Pour Maud Chevallier, qui gère depuis 2005 le comité Mini Talent, l’envie ne date pas d’hier d’organiser, à l’instar des comités de miss, des concours de fillettes qui porteraient l’écharpe suprême de la beauté. Mais c’est réellement depuis 2006 que le phénomène, venu des États-Unis, a pris corps en France, d’abord en Ile-de-France, et avec plus ou moins de bonheur en province. Bizarrement, la Franche-Comté ne s’y était pas encore frottée, alors qu’en Alsace et en Lorraine, à une moindre mesure, les organisateurs refusent des candidates tant elles sont nombreuses.
« Je travaillais à Paris dans des concours de miss pour enfants, se souvient la jeune femme. Je m’en suis détachée et j’ai créé mon propre comité, Mini talent France. On a commencé en Lorraine mais on s’est rendu compte que la demande n’était pas là. On n’avait pas le nombre de candidats escomptés. On a alors réfléchi à un concours de miss junior et à trois semaines du concours, on avait une centaine de candidates dans les Vosges ». La demande des parents portait plus sur les concours de beauté que sur les prestations artistiques ou sportives de leurs rejetons, ce que Maud Chevallier n’a cependant pas abandonné : à chaque concours de Graine de Miss, elle adjoint un concours de Mini talents pour les enfants de 3 à 6 ans, 7 à 12 ans et 13 à 18 ans. « Ce concours est mixte, l’enfant ou l’adolescent doit présenter une prestation en chant, en danse, dans les arts du cirque… »
Elle sait cependant que ce qui capte l’attention, ce sont les concours pour les petites filles. Mais Maud Chevallier s’est imposé des règles, qui ne sont pas toujours suivies dans d’autres comités : « J’interdis le maquillage, le passage en maillot de bain, les talons au-delà de 4,5 cm et les talons aiguilles. L’objectif n’est pas de transformer ces enfants en femmes. Et je le dis aux parents : si ça dérive, la candidate est disqualifiée ». Elle fournit donc un gros travail d’information en amont, pour éviter, ensuite, les mécontentements, qui sont souvent inévitables. « Nous, on explique bien aux petites filles que c’est un jeu, dans lequel il va y avoir un défilé de mode, avec des gagnants et des perdants.

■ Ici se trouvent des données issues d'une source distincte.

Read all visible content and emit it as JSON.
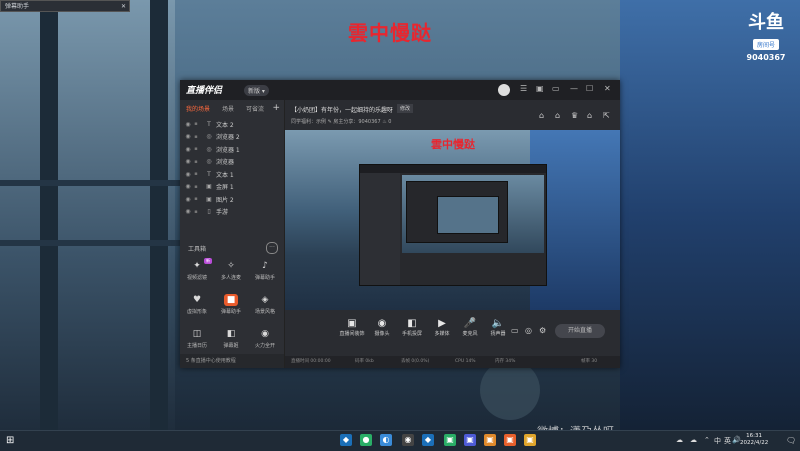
{
  "corner_tag": {
    "label": "弹幕助手",
    "close": "✕"
  },
  "overlay_title": "雲中慢跶",
  "douyu_logo": {
    "mark": "斗鱼",
    "room_tag": "房间号",
    "room_no": "9040367"
  },
  "app": {
    "brand": "直播伴侣",
    "version_chip": "新版 ▾",
    "title_controls": [
      "☰",
      "▣",
      "▭",
      "—",
      "☐",
      "✕"
    ],
    "sidebar": {
      "tabs": [
        "我的场景",
        "场景",
        "可省流"
      ],
      "add": "+",
      "sources": [
        {
          "icon": "T",
          "name": "文本 2"
        },
        {
          "icon": "◎",
          "name": "浏览器 2"
        },
        {
          "icon": "◎",
          "name": "浏览器 1"
        },
        {
          "icon": "◎",
          "name": "浏览器"
        },
        {
          "icon": "T",
          "name": "文本 1"
        },
        {
          "icon": "▣",
          "name": "金屏 1"
        },
        {
          "icon": "▣",
          "name": "图片 2"
        },
        {
          "icon": "▯",
          "name": "手游"
        }
      ],
      "toolbox_title": "工具箱",
      "toolbox_more": "···",
      "tools": [
        {
          "icon": "✦",
          "label": "视频滤镜",
          "badge": "新"
        },
        {
          "icon": "✧",
          "label": "多人连麦",
          "badge": ""
        },
        {
          "icon": "♪",
          "label": "弹幕助手",
          "badge": ""
        },
        {
          "icon": "♥",
          "label": "虚拟形象",
          "badge": ""
        },
        {
          "icon": "■",
          "label": "弹幕助手",
          "badge": ""
        },
        {
          "icon": "◈",
          "label": "场景风格",
          "badge": ""
        },
        {
          "icon": "◫",
          "label": "主播日历",
          "badge": ""
        },
        {
          "icon": "◧",
          "label": "弹幕姬",
          "badge": ""
        },
        {
          "icon": "◉",
          "label": "火力全开",
          "badge": ""
        }
      ],
      "footer": "5 条直播中心使用教程"
    },
    "room": {
      "title": "【小奶团】有年份，一起细持的乐趣呀",
      "edit": "修改",
      "meta": "同学福利：示例    ✎    房主分享：9040367    ♨ 0",
      "head_icons": [
        "⌂",
        "⌂",
        "♛",
        "⌂",
        "⇱"
      ]
    },
    "preview_title": "雲中慢跶",
    "bottom_buttons": [
      {
        "icon": "▣",
        "label": "直播间装饰"
      },
      {
        "icon": "◉",
        "label": "摄像头"
      },
      {
        "icon": "◧",
        "label": "手机投屏"
      },
      {
        "icon": "▶",
        "label": "多媒体"
      },
      {
        "icon": "🎤",
        "label": "麦克风"
      },
      {
        "icon": "🔈",
        "label": "扬声器"
      }
    ],
    "bottom_right_icons": [
      "▭",
      "◎",
      "⚙"
    ],
    "start_button": "开始直播",
    "status": [
      "直播时间 00:00:00",
      "码率 0kb",
      "丢帧 0(0.0%)",
      "CPU 14%",
      "内存 34%",
      "帧率 30"
    ]
  },
  "watermark": "微博：潇尕怂呀",
  "taskbar": {
    "start_icon": "⊞",
    "apps": [
      {
        "glyph": "◆",
        "color": "#1b6fb8"
      },
      {
        "glyph": "●",
        "color": "#2aae67"
      },
      {
        "glyph": "◐",
        "color": "#3a8bd8"
      },
      {
        "glyph": "◉",
        "color": "#444"
      },
      {
        "glyph": "◆",
        "color": "#1b6fb8"
      },
      {
        "glyph": "▣",
        "color": "#2aae67"
      },
      {
        "glyph": "▣",
        "color": "#4e5bd6"
      },
      {
        "glyph": "▣",
        "color": "#e08a2c"
      },
      {
        "glyph": "▣",
        "color": "#e8602c"
      },
      {
        "glyph": "▣",
        "color": "#e0a52c"
      }
    ],
    "tray": [
      "☁",
      "☁",
      "⌃",
      "中",
      "英",
      "🔊"
    ],
    "time": "16:31",
    "date": "2022/4/22",
    "notify": "🗨"
  }
}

Quand au jury et au public, on lui demande de trancher sur la prestation de la fillette dans sa globalité ». Comme pour une élection de « grande » miss, lesquelles participent d’ailleurs souvent aux jurys : « Au premier passage, les petites défilent en robe, de la plus jeune (6 ans minimum) à la plus âgée (13 ans maximum), puis elles se présentent au micro. Et reviennent en groupe avec une chorégraphie qu’on leur a apprise le matin. Enfin, elles reviennent avec une tenue à la mode, qu’elles auront aussi apportée. De toute façon, s’habiller à la mode, elles le font tous les jours. Quand j’étais petite, mes copines ne se pomponnaient pas comme aujourd’hui. La morphologie des petites filles a changé aussi ».
Si ces concours de petites miss restent la passion de Maud Chevallier, elle garde la raison et passe souvent du temps « à freiner les mamans : on peut aimer mais sans aller au-delà des règles des enfants. Et on dit aux parents que la vie ne tient pas à un concours de petites miss ». Léïna n’en est pas encore consciente, sa maman reste prudente. Même si elle discerne déjà un certain potentiel chez sa fille, qui aime prendre la pose. Si l’envie persiste, Fabiola, d’ailleurs, avoue qu’elle n’hésitera pas à la soutenir. Pour une maman, sa fille est toujours la plus belle.